Croatian villager, first person historically described as a vampire

Jure Grando Alilović or Giure Grando (1578–1656) was a villager from the region of Istria (in modern-day Croatia) who may have been the first real person described as a vampire in historical records. He was referred to as a štrigon, a local word for something resembling a vampire and a warlock. He was a stonemason, and had two children, Ana and Nikola, with his wife Ivana.

== History ==
Jure Grando lived in Kringa, a small town in the interior of the Istrian peninsula near Tinjan. He died in 1656 due to illness but according to legend, returned from the grave at night as a vampire (štrigon) and terrorized his village until his decapitation in 1672. Ana and Nikola Alilović, daughter and son of Jure, fled from Istria to Volterra, Italy, at young ages.

The word štrigon in Venetian, which is commonly spoken in Istria, means sorcerer, cf. Italian stregone.

== Legend ==
The legend tells that, for 16 years after his death, Jure would arise from his grave by night and terrorize the village. The village priest, named Giorgio, who had buried Jure sixteen years previously discovered that at night, somebody would knock on the doors around the village and on whichever door he knocked, someone from that house would die within the next few days.

Jure also appeared to his terrified widow Ivana in her bedroom, who described the corpse as looking as though he was smiling and gasping for breath and would then sexually assault her. When Father Giorgio eventually came face to face with the vampire, he held out a cross in front of him and yelled "Behold Jesus Christ, you vampire! Stop tormenting us!"

The bravest of the villagers, led by the prefect Miho Radetić, chased and tried to kill the vampire by piercing his heart with a stick of hawthorn but failed because the stick just bounced off of his chest. One night later, nine people went to the graveyard, carrying lamps, a cross, and a hawthorn stick. They dug up Jure's coffin and found a perfectly preserved corpse with a smile on its face. Father Giorgio said: "Look, štrigon, there is Jesus Christ who saved us from hell and died for us. And you, štrigon, you cannot have peace!" They then tried to pierce his heart again, but the stick could not penetrate its flesh.

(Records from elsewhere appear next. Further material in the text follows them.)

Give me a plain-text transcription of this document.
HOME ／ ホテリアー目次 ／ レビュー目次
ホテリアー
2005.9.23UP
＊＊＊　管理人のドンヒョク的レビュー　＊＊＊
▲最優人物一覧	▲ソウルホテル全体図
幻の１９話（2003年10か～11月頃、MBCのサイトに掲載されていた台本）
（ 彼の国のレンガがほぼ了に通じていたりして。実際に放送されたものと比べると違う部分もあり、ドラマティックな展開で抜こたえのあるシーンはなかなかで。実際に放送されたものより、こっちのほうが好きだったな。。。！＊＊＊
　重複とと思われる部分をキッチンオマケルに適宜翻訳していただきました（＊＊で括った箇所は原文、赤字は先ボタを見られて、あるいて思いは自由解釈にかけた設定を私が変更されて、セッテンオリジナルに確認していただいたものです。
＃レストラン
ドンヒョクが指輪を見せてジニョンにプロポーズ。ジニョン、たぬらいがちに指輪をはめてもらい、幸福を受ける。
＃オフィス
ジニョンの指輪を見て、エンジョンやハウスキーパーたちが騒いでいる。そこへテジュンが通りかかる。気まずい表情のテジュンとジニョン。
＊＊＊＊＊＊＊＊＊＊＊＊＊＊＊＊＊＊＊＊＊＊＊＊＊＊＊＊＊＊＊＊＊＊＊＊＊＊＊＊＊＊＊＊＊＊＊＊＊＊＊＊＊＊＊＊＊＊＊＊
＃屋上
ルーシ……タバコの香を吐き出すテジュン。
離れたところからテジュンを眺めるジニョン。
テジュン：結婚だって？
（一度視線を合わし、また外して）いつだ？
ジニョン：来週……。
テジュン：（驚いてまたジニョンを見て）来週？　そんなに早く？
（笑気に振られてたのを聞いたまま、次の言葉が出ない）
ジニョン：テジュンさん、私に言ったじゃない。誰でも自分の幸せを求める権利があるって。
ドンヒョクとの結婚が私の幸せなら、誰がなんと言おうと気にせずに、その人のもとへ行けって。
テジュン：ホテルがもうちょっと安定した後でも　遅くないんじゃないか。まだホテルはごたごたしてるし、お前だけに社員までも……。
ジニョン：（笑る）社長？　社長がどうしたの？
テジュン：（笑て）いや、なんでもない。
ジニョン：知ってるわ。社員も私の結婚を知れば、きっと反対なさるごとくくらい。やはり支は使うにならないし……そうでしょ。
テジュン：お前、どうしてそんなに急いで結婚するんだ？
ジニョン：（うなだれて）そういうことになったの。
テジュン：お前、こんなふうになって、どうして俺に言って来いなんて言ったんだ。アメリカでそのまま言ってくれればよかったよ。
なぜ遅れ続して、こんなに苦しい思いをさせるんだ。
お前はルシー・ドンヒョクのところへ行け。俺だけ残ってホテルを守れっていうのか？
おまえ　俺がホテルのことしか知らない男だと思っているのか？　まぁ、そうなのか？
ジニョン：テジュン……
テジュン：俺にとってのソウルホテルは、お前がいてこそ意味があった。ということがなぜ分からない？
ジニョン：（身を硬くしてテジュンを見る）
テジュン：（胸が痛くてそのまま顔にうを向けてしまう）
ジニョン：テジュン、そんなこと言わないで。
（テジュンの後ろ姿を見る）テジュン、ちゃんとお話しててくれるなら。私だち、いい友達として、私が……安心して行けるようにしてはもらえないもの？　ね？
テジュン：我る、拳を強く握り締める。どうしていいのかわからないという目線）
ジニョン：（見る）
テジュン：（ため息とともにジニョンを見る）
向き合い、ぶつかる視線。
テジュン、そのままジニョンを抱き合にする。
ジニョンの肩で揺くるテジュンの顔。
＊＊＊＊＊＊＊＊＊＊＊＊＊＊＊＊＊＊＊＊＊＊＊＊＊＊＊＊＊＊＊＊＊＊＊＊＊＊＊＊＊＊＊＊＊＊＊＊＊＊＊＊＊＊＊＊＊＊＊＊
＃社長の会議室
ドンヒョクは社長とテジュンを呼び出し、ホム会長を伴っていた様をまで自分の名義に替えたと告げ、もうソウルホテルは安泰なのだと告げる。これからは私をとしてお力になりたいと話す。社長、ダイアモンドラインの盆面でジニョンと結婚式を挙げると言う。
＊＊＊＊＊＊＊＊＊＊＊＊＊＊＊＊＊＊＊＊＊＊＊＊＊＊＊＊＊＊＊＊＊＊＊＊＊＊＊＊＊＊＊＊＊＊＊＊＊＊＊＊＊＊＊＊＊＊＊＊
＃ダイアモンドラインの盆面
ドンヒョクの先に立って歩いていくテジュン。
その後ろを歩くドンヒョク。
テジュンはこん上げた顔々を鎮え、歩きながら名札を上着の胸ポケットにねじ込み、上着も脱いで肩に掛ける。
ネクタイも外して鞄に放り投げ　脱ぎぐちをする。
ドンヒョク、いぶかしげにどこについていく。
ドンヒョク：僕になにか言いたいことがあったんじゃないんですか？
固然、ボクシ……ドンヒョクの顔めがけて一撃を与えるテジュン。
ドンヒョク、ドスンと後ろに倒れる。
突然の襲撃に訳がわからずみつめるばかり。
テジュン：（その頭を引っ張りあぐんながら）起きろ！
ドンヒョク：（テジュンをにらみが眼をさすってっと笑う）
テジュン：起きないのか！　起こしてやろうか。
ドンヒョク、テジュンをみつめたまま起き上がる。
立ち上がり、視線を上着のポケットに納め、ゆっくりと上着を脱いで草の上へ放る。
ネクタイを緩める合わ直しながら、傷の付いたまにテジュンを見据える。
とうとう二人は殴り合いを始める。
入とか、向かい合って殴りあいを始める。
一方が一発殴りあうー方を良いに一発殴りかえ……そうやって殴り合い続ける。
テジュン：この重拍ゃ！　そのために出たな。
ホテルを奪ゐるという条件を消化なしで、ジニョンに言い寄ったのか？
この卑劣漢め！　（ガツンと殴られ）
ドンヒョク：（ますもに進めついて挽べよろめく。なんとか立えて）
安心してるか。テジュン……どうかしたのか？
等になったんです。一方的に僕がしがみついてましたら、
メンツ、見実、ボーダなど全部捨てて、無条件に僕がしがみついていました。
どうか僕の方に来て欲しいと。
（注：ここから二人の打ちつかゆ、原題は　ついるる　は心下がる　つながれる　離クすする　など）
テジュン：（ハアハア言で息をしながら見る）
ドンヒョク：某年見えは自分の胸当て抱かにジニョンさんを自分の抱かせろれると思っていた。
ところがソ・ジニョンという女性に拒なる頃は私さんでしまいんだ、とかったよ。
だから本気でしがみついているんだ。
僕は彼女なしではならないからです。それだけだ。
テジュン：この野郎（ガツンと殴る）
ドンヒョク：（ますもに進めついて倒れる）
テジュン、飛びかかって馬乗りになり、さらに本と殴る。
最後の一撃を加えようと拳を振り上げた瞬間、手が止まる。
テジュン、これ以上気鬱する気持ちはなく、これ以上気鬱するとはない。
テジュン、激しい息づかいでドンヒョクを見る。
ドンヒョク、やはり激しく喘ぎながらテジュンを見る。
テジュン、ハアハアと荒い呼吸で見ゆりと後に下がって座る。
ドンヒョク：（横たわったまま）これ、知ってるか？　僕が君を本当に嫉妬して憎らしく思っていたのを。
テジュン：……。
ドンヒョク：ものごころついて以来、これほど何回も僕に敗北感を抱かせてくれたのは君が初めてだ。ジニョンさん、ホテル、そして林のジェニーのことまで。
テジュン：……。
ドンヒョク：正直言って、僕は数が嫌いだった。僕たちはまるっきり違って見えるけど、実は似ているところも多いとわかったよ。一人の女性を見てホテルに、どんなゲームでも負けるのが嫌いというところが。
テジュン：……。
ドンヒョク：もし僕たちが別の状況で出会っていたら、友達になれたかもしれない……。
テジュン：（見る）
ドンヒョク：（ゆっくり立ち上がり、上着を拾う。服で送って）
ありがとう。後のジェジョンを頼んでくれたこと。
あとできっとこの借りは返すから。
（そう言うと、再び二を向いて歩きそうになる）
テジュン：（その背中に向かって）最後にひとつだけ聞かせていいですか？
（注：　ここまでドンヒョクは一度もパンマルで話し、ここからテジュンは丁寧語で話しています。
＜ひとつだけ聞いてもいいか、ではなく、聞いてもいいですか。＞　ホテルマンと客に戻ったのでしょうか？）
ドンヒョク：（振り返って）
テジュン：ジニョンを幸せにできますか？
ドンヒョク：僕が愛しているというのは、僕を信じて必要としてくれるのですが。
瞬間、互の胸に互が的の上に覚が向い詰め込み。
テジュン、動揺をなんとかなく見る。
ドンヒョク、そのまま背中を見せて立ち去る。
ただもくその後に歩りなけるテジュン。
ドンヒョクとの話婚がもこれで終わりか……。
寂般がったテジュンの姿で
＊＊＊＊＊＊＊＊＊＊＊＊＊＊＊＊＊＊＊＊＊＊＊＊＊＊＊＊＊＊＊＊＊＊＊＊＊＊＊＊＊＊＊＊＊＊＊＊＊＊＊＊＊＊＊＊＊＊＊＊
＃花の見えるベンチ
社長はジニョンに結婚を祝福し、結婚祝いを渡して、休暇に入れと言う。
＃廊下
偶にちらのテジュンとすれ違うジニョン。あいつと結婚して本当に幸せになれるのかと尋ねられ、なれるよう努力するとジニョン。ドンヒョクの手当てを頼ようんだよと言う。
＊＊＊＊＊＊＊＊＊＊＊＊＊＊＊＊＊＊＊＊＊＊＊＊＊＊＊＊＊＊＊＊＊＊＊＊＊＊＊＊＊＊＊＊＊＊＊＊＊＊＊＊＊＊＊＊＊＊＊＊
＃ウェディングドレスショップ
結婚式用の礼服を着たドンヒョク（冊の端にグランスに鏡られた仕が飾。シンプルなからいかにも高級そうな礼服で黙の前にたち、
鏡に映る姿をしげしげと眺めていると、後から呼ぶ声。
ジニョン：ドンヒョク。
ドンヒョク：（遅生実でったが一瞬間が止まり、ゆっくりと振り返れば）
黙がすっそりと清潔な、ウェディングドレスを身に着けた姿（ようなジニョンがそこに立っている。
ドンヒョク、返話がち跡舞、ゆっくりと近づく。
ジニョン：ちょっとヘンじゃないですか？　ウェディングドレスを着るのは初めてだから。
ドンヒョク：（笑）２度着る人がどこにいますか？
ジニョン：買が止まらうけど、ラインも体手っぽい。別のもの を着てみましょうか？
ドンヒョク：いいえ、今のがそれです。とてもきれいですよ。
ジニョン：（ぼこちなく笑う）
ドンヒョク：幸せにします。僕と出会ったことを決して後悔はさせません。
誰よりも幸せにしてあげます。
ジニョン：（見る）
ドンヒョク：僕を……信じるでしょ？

After some prayers of exorcism, Stipan Milašić (one of the villagers) sawed the head off the corpse. As soon as the saw tore his skin, the vampire screamed, and blood started to flow from the cut. According to folklore, peace did finally return to the region after Jure's decapitation.

==Writings==
The Carniolan scientist Johann Weikhard von Valvasor wrote about Jure Grando Alilović's life and afterlife in his extensive work The Glory of the Duchy of Carniola when he visited Kringa during his travels. This was the first written document on vampires. Grando was also mentioned in writings by Erasmus Francisci and Johann Joseph von Goerres (La mystique divine, naturelle, et diabolique, Paris, 1855), whose story was much more elaborate, full of fantastic details to make the story more interesting and sensational. In modern times, Croatian writer Boris Perić has researched the legend and written a book (The Vampire) on the story.

==Modern times==
Today, Kringa has embraced the story of Jure Grando Alilović and have opened up a vampire themed bar aimed at attracting tourists to the town. The Juraj Dobrila gymnasium in Pazin created a short film called "Vampire of My Homeland" (Vampir moga zavičaja) based on the writings of Valvasor.

The folklore related to the štrigon has recently been documented and examined by numerous scientists at the University of Zagreb.